Ces derniers ayant été embauchés à temps plein, la Belge a donc pu dégager un petit peu de bande passante afin de se charger de l’enregistrement de ces dix nouvelles compositions. Un rôle qu’elle n’avait plus tenu depuis 2018 et la démo
Ascending The Raven Stone. Habituée entre temps à prendre en charge le mixage, elle a confié cette fois-ci cette tâche (ainsi que celle du mastering) au Finlandais Ahti Kortelainen. Un nom qui ne vous dit peut-être pas grand chose mais à qui l’on doit cependant de nombreuses productions pour des groupes comme ...And Oceans, Adramelech, Barathrum, Belial, Demigod, Impaled Nazarene, Moonsorrow, Mordicus, Mythos, Thyrane et j’en passe... Un choix qui ne doit donc absolument rien au hasard puisqu’à l’instar de
The Eternal Fanfare, ce deuxième album se distingue par sa production à la fois conquérante et moderne (et pour le coup un poil plus abrasive) comme pour mieux mettre en exergue l’ambivalence dont fait preuve Hulder à travers sa musique.

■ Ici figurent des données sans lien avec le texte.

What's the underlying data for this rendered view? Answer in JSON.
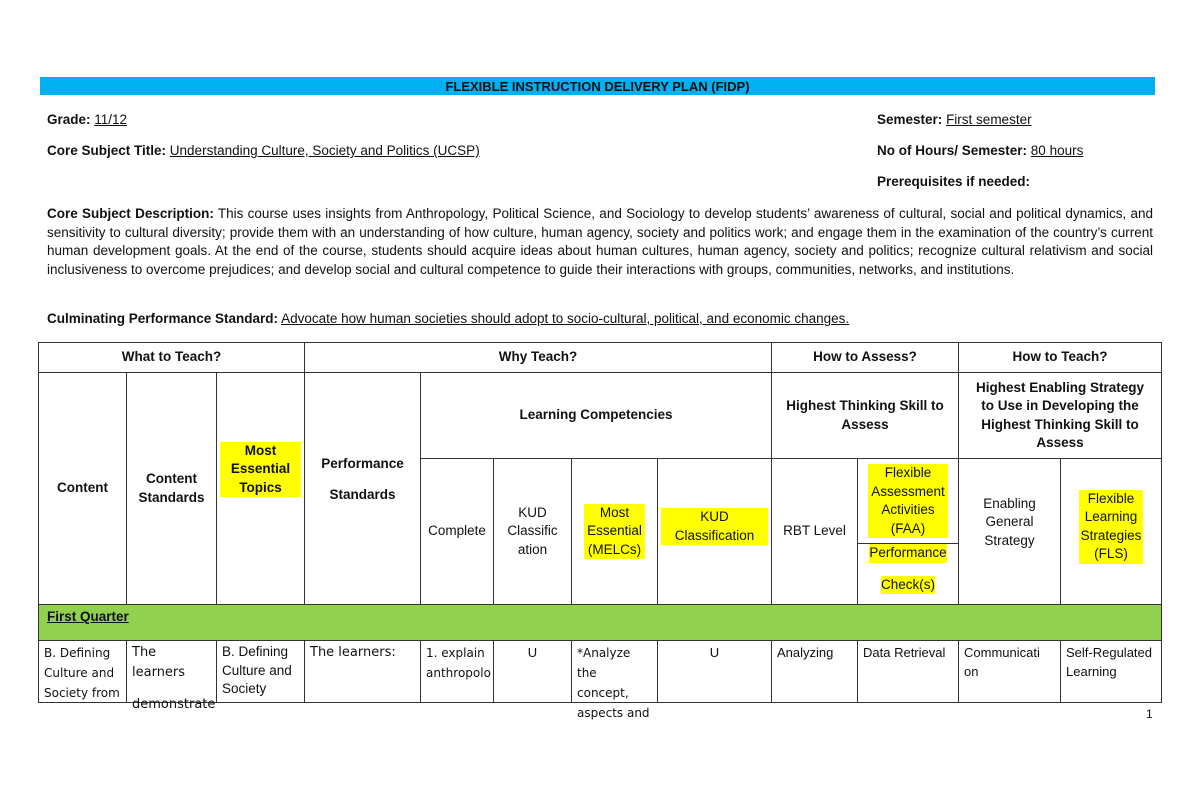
{
  "document": {
    "title": "FLEXIBLE INSTRUCTION DELIVERY PLAN (FIDP)",
    "grade_label": "Grade:",
    "grade_value": "11/12",
    "semester_label": "Semester:",
    "semester_value": "First semester",
    "subject_title_label": "Core Subject Title:",
    "subject_title_value": "Understanding Culture, Society and Politics (UCSP)",
    "hours_label": "No of Hours/ Semester:",
    "hours_value": "80 hours",
    "prerequisites_label": "Prerequisites if needed:",
    "description_label": "Core Subject Description:",
    "description_value": "This course uses insights from Anthropology, Political Science, and Sociology to develop students’ awareness of cultural, social and political dynamics, and sensitivity to cultural diversity; provide them with an understanding of how culture, human agency, society and politics work; and engage them in the examination of the country’s current human development goals. At the end of the course, students should acquire ideas about human cultures, human agency, society and politics; recognize cultural relativism and social inclusiveness to overcome prejudices; and develop social and cultural competence to guide their interactions with groups, communities, networks, and institutions.",
    "culminating_label": "Culminating Performance Standard:",
    "culminating_value": "Advocate how human societies should adopt to socio-cultural, political, and economic changes.",
    "page_number": "1"
  },
  "table": {
    "groups": {
      "what": "What to Teach?",
      "why": "Why Teach?",
      "assess": "How to Assess?",
      "teach": "How to Teach?"
    },
    "subgroups": {
      "learning_competencies": "Learning Competencies",
      "highest_thinking": "Highest Thinking Skill to Assess",
      "highest_enabling": "Highest Enabling Strategy to Use in Developing the Highest Thinking Skill to Assess"
    },
    "headers": {
      "content": "Content",
      "content_standards": "Content Standards",
      "most_essential_topics": "Most Essential Topics",
      "performance_standards_1": "Performance",
      "performance_standards_2": "Standards",
      "complete": "Complete",
      "kud_classification_1": "KUD Classific ation",
      "most_essential_melcs": "Most Essential (MELCs)",
      "kud_classification_2": "KUD Classification",
      "rbt_level": "RBT Level",
      "faa": "Flexible Assessment Activities (FAA)",
      "performance_check_1": "Performance",
      "performance_check_2": "Check(s)",
      "enabling_general_strategy": "Enabling General Strategy",
      "fls": "Flexible Learning Strategies (FLS)"
    },
    "quarter_label": "First Quarter",
    "rows": [
      {
        "content": "B. Defining Culture and Society from",
        "content_standards_1": "The learners",
        "content_standards_2": "demonstrate",
        "most_essential_topics": "B. Defining Culture and Society",
        "performance_standards": "The learners:",
        "complete": "1. explain anthropolo",
        "kud_1": "U",
        "melcs": "*Analyze the concept, aspects and",
        "kud_2": "U",
        "rbt_level": "Analyzing",
        "faa": "Data Retrieval",
        "enabling_strategy": "Communicati on",
        "fls": "Self-Regulated Learning"
      }
    ]
  }
}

Servi par une longue introduction menée par les croassements d’un corbeau particulièrement sonore et bavard,
Verses In Oath n’est pas l’album avec lequel Hulder va rebattre ses cartes et encore moins celles d’une scène Black Metal portée par un respect des traditions souvent synonyme d’un certain immobilisme. Bien au contraire, par son approche souvent directe et frontale et ses atmosphères plutôt baroques que champêtres, celui-ci va s’inscrire comme la suite directe de
The Eternal Fanfare. Ainsi, pas de surprise à ce que le principal atout de ce nouvel album soit une fois encore sa grande variété dynamique avec, malgré un rythme général finalement assez soutenu, de nombreux moments lors desquels Marliese va jouer la retenue. Ainsi, outre "An Elegy" et "Lamentation" qui tout les deux vont donc faire office d’introduction et d’interlude, il convient également de citer "Hearken The End", pièce de plus de sept minutes jouant notamment (mais pas que) sur le caractère répétitif et donc entêtant de certains de ses riffs ainsi que sur la mise en place d’atmosphères chimériques grâce à cette voix d’ange, ces nappes de claviers aristocratiques et cette guitare acoustique discrète dispensée en fin de parcours. À la suite de "Lamentation", cet interlude évoquant par ses voix baroques détraquées l’étrangeté de ces films d’horreur se déroulant dans de grandes maisons victoriennes abandonnées, "An Offering" va renouer avec les atmosphères oniriques de "Hearken The Heart" à l’aide seulement d’un piano, d’un synthétiseur et de percussions sur lesquels Marliese va venir à nouveau poser sa voix angélique. On pourrait également évoquer les deux premières minutes de "Cast Into The Well Of Remembrance" suivies de ce pont acoustique entamé à 3:01, celui de "Enchanted Steel" débuté à 1:27 et suivi à 2:15 par une autre séquence atmosphérique sur fond de voix synthétiques ainsi que d’autres moments suspendus dispensés ici ou là et qui à leur manière vont permettre de rompre avec ces assauts intenses qui vont nous occuper le reste du temps.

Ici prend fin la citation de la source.